Сожаление об этом моменте Твиг суждено будет пронести до конца своих дней: она погрузилась в такой глубокий сон, что не слышала, как скрипнули половицы, когда Элис вернулась.
* * *
Следующим утром Элис не было дома – она развозила посылки, – когда Джун спустилась вниз. Твиг была на кухне, собиралась по традиции выпить чего-нибудь горячего с утра. Она повернулась, чтобы предложить чашечку Джун, и замерла. Джун стояла в дверях с раскрытым дневником Элис в руке.
– Джун? – Твиг оглядела дневник, страницы которого были испещрены петлями и завитками почерка Элис.

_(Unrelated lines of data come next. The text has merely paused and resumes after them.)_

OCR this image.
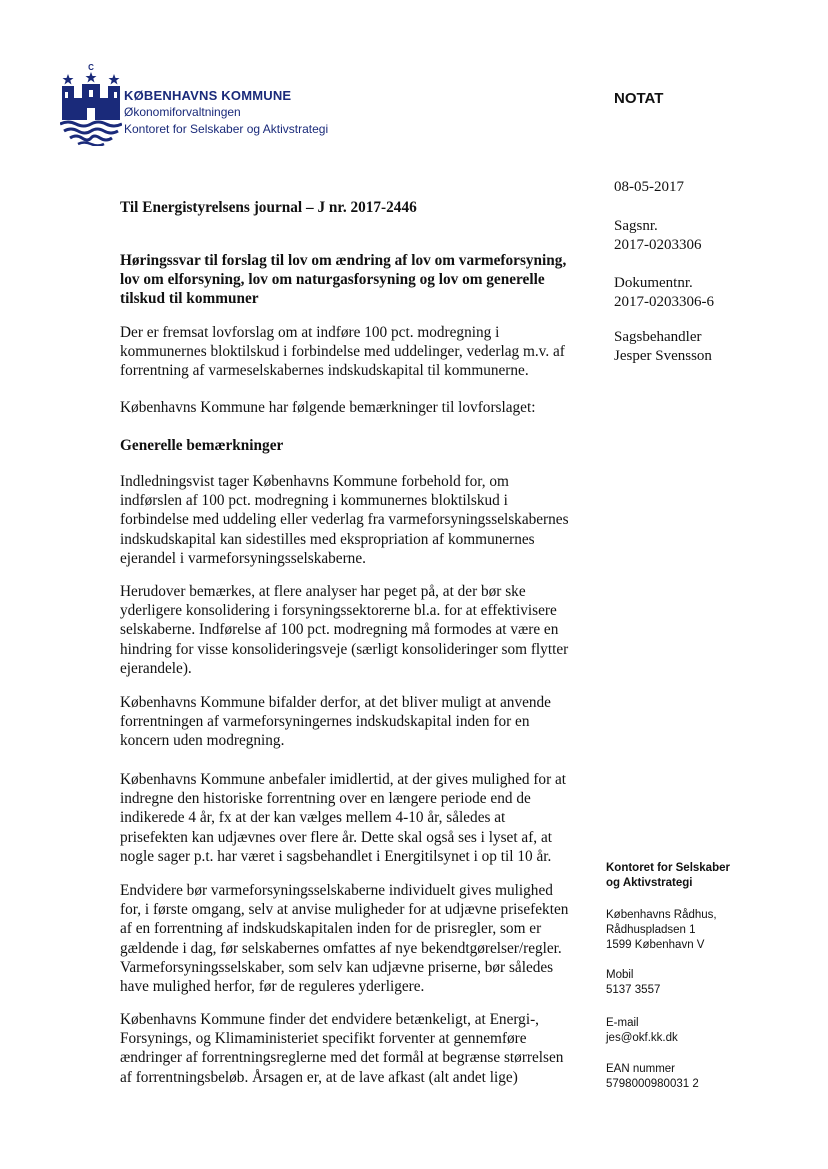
C
KØBENHAVNS KOMMUNE
Økonomiforvaltningen
Kontoret for Selskaber og Aktivstrategi
NOTAT
08-05-2017
Sagsnr.
2017-0203306
Dokumentnr.
2017-0203306-6
Sagsbehandler
Jesper Svensson

Til Energistyrelsens journal – J nr. 2017-2446

Høringssvar til forslag til lov om ændring af lov om varmeforsyning, lov om elforsyning, lov om naturgasforsyning og lov om generelle tilskud til kommuner

Der er fremsat lovforslag om at indføre 100 pct. modregning i kommunernes bloktilskud i forbindelse med uddelinger, vederlag m.v. af forrentning af varmeselskabernes indskudskapital til kommunerne.

Københavns Kommune har følgende bemærkninger til lovforslaget:

Generelle bemærkninger

Indledningsvist tager Københavns Kommune forbehold for, om indførslen af 100 pct. modregning i kommunernes bloktilskud i forbindelse med uddeling eller vederlag fra varmeforsyningsselskabernes indskudskapital kan sidestilles med ekspropriation af kommunernes ejerandel i varmeforsyningsselskaberne.

Herudover bemærkes, at flere analyser har peget på, at der bør ske yderligere konsolidering i forsyningssektorerne bl.a. for at effektivisere selskaberne. Indførelse af 100 pct. modregning må formodes at være en hindring for visse konsolideringsveje (særligt konsolideringer som flytter ejerandele).

Københavns Kommune bifalder derfor, at det bliver muligt at anvende forrentningen af varmeforsyningernes indskudskapital inden for en koncern uden modregning.

Københavns Kommune anbefaler imidlertid, at der gives mulighed for at indregne den historiske forrentning over en længere periode end de indikerede 4 år, fx at der kan vælges mellem 4-10 år, således at prisefekten kan udjævnes over flere år. Dette skal også ses i lyset af, at nogle sager p.t. har været i sagsbehandlet i Energitilsynet i op til 10 år.

Endvidere bør varmeforsyningsselskaberne individuelt gives mulighed for, i første omgang, selv at anvise muligheder for at udjævne prisefekten af en forrentning af indskudskapitalen inden for de prisregler, som er gældende i dag, før selskabernes omfattes af nye bekendtgørelser/regler. Varmeforsyningsselskaber, som selv kan udjævne priserne, bør således have mulighed herfor, før de reguleres yderligere.

Københavns Kommune finder det endvidere betænkeligt, at Energi-, Forsynings, og Klimaministeriet specifikt forventer at gennemføre ændringer af forrentningsreglerne med det formål at begrænse størrelsen af forrentningsbeløb. Årsagen er, at de lave afkast (alt andet lige)

Kontoret for Selskaber
og Aktivstrategi
Københavns Rådhus,
Rådhuspladsen 1
1599 København V
Mobil
5137 3557
E-mail
jes@okf.kk.dk
EAN nummer
5798000980031 2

Джун медленно вышла через заднюю дверь. Некоторое время она сидела на веранде, уставившись на цветочные поля. Твиг поставила рядом с ней чашку чая. Над головой скрежетали какаду. Джун молчала.
Остаток утра Твиг занималась Цветами, стараясь не подпускать их к Джун. Даже Гарри старался держаться в стороне. То и дело Твиг посматривала на Джун, сидевшую на задней веранде. Привнесло это мир в душу Джун или нет, но она изменилась навсегда после появления маленькой Элис. Теперь Элис выросла, она жаждала независимости и любви, а Джун отлично знала, что на свете нет ничего более грозного, чем женщина, которая знает, чего хочет.
Когда день уже был в разгаре, Джун наконец встала. Твиг колебалась, ожидая, что Джун пойдет в мастерскую или запрыгнет в свой грузовик. Вместо этого она вошла в дом, зашла в свой кабинет и закрыла за собой дверь. Твиг пошла следом и приложила ухо к двери. Она слышала голос Джун, но не могла разобрать слов. После долгой паузы Твиг постучала. Один раз, потом еще раз – сильнее. Она подергала ручку, и дверь отворилась. Когда она вошла, Джун повесила трубку. Взглянув на лицо Джун, Твиг остановилась на полпути.
– Что ты сделала? – выпалила Твиг.
Не выходя из-за стола, Джун отвернулась и смотрела в окно на то, как грузовик Элис медленно въезжал на подъездную дорожку. Они обе видели, как Элис и Огги вылезают из грузовика и идут в сторону мастерской, смеясь и болтая.